Partially Constrained GRAND of Linear Block Codes

TL;DR

This paper introduces PC-GRAND, a decoding algorithm for linear block codes that reduces search complexity by using partial constraints from the parity-check matrix, improving efficiency over original GRAND.

Contribution

The paper proposes a novel partially constrained GRAND algorithm that reduces search complexity by leveraging partial parity-check constraints, enhancing decoding efficiency.

Findings

PC-GRAND reduces the number of searches compared to original GRAND.

Numerical results confirm improved decoding efficiency with PC-GRAND.

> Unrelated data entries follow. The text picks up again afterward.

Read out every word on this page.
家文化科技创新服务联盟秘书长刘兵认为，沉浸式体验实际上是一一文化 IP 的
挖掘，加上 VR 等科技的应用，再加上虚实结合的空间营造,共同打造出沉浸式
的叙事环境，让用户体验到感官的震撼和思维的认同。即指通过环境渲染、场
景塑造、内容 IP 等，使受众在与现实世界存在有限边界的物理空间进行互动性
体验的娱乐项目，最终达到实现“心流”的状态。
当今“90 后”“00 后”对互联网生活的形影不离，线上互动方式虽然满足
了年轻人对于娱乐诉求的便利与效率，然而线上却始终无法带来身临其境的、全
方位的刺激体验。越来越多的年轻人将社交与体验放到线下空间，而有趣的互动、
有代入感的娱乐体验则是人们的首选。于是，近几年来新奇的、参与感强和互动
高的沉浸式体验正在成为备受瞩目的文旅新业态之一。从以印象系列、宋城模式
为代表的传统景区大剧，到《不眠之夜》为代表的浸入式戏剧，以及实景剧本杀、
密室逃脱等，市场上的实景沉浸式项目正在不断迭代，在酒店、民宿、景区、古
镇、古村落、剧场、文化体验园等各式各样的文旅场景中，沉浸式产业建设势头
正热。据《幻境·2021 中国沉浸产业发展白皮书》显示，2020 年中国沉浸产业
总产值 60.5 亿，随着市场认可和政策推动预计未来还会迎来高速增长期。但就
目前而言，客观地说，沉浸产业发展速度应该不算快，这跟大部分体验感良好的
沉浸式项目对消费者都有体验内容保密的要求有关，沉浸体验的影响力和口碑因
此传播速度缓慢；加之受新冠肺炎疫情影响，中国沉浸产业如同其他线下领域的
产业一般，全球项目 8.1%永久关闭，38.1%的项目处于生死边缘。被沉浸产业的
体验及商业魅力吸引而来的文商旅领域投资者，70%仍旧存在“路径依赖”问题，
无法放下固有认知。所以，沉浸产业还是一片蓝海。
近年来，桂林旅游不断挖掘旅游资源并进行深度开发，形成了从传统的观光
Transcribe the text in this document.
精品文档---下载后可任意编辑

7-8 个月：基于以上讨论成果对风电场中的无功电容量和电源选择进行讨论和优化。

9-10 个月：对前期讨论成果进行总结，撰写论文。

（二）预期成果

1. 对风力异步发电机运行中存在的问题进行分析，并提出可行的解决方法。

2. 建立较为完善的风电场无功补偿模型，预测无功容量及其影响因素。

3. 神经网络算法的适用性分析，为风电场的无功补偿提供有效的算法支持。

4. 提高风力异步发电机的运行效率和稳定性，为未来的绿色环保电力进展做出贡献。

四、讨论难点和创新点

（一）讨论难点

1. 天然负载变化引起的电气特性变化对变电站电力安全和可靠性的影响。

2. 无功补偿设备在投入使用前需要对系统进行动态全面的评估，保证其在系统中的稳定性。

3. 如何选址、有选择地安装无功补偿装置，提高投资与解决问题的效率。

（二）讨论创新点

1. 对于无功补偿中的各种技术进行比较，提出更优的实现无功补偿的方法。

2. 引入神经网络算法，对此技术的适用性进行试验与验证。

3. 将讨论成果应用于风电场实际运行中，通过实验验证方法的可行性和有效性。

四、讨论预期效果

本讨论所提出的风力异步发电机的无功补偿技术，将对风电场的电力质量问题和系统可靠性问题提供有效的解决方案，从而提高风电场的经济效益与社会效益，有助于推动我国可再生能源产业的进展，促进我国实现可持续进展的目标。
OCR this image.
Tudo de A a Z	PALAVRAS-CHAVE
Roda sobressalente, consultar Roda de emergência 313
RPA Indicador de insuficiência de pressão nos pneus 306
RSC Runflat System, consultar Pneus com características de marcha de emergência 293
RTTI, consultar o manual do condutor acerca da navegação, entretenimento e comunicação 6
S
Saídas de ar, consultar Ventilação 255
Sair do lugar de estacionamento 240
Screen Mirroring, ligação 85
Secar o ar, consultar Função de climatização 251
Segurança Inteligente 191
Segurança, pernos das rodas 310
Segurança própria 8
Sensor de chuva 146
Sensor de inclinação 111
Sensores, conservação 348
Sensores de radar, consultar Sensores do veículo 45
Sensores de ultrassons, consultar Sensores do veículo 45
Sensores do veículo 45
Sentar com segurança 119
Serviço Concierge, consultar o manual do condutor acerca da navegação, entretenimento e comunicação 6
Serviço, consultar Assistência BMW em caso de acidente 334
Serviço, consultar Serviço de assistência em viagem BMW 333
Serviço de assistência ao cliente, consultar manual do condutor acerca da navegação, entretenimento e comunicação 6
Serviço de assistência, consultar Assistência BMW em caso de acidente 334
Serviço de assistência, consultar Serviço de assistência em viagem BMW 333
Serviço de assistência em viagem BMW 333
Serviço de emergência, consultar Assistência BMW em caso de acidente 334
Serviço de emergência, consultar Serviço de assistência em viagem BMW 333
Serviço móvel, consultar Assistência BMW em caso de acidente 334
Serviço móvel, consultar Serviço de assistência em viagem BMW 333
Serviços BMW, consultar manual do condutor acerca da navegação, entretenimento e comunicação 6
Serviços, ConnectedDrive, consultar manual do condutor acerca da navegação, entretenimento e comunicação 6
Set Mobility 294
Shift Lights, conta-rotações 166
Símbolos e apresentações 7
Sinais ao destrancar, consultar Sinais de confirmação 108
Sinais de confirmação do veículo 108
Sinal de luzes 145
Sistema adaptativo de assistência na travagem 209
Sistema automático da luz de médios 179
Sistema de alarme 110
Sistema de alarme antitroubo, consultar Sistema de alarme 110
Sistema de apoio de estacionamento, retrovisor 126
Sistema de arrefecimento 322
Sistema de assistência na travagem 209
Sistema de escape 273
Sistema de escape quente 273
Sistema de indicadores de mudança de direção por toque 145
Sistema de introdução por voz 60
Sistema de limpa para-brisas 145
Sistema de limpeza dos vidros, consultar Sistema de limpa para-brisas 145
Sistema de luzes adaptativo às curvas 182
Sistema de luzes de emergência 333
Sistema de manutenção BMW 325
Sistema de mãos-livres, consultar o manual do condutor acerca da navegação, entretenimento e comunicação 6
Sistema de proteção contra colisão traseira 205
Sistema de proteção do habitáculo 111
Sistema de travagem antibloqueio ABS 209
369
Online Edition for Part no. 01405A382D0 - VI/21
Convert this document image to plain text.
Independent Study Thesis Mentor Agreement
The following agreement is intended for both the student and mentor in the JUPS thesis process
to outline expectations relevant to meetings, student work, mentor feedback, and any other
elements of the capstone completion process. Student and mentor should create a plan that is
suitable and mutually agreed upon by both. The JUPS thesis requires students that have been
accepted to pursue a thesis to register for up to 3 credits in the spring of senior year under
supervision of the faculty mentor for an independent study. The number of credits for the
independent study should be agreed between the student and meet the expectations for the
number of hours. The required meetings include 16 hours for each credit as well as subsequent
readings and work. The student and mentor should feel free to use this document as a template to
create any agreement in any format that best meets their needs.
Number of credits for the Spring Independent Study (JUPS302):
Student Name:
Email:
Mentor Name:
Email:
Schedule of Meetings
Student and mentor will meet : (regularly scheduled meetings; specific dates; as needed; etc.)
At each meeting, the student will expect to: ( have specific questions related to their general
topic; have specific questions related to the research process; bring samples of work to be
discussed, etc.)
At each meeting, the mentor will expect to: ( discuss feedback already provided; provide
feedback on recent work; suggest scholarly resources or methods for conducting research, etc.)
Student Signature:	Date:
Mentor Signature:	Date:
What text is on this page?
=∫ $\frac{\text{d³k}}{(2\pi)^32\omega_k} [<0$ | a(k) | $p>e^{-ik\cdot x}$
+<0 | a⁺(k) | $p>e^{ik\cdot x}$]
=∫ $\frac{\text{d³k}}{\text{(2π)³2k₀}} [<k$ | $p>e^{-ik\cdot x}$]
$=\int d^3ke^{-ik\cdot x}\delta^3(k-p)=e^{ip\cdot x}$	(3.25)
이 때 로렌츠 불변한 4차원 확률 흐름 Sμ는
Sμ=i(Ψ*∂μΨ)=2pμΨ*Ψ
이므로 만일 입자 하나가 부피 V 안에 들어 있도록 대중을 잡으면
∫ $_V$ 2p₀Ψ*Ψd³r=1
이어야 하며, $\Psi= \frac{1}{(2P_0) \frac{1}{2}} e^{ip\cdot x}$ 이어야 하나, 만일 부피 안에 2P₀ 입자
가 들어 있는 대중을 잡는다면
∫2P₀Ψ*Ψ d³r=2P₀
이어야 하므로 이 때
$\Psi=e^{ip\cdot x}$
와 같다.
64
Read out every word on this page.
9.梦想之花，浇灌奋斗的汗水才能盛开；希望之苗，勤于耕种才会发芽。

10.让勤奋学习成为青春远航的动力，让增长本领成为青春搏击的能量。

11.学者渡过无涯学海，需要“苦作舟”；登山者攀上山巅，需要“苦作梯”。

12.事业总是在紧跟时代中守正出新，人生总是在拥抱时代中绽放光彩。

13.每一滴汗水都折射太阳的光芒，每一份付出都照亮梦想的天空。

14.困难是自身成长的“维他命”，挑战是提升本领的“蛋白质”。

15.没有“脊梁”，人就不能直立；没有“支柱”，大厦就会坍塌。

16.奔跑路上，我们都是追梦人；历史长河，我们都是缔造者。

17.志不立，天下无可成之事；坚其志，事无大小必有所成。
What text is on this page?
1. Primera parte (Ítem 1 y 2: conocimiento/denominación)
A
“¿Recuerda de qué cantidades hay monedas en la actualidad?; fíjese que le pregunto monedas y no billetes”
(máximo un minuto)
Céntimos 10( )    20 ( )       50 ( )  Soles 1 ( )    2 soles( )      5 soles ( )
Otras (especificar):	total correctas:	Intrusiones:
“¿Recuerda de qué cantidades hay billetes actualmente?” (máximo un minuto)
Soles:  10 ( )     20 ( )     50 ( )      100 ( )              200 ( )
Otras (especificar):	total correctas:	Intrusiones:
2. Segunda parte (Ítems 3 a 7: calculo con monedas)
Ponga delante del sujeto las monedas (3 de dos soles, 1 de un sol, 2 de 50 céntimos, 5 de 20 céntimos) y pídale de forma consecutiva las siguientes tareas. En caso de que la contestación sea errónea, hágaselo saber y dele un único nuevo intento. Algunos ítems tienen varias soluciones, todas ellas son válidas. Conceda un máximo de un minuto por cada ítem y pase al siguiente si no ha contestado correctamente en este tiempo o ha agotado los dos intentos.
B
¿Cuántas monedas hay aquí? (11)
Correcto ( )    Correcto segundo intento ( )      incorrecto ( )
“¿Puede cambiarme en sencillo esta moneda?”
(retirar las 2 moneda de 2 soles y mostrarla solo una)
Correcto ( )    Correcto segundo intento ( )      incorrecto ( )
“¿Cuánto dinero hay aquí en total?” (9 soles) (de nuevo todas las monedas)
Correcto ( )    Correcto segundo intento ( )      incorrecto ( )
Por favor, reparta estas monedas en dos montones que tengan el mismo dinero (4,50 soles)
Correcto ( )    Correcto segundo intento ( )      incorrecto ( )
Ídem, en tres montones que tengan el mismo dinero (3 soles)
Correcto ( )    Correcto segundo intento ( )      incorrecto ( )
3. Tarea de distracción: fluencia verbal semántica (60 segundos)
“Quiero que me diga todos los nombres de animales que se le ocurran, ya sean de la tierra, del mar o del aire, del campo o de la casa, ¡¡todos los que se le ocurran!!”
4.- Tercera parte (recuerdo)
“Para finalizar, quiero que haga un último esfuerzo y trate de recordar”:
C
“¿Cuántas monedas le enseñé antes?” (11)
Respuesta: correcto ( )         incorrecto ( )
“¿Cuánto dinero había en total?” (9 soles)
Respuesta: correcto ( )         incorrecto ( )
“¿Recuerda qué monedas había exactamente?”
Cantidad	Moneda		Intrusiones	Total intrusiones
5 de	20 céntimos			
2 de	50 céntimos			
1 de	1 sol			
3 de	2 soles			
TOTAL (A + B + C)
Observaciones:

Simulation comparisons show PC-GRAND's effectiveness over other algorithms.

Abstract

This paper is concerned with a search-number-reduced guessing random additive noise decoding (GRAND) algorithm for linear block codes, called partially constrained GRAND (PC-GRAND). In contrast to the original GRAND, which guesses error patterns without constraints, the PC-GRAND guesses only those error patterns satisfying partial constraints of the codes. In particular, the PC-GRAND takes partial rows of the parity-check matrix as constraints for generating candidate error patterns and the remaining rows as checks for validating the candidates. The number of searches can be reduced when the serial list Viterbi algorithm (SLVA) is implemented for searching over a trellis specified by the partial parity-check matrix. This is confirmed by numerical results. Numerical simulations are also provided for comparison with other decoding algorithms.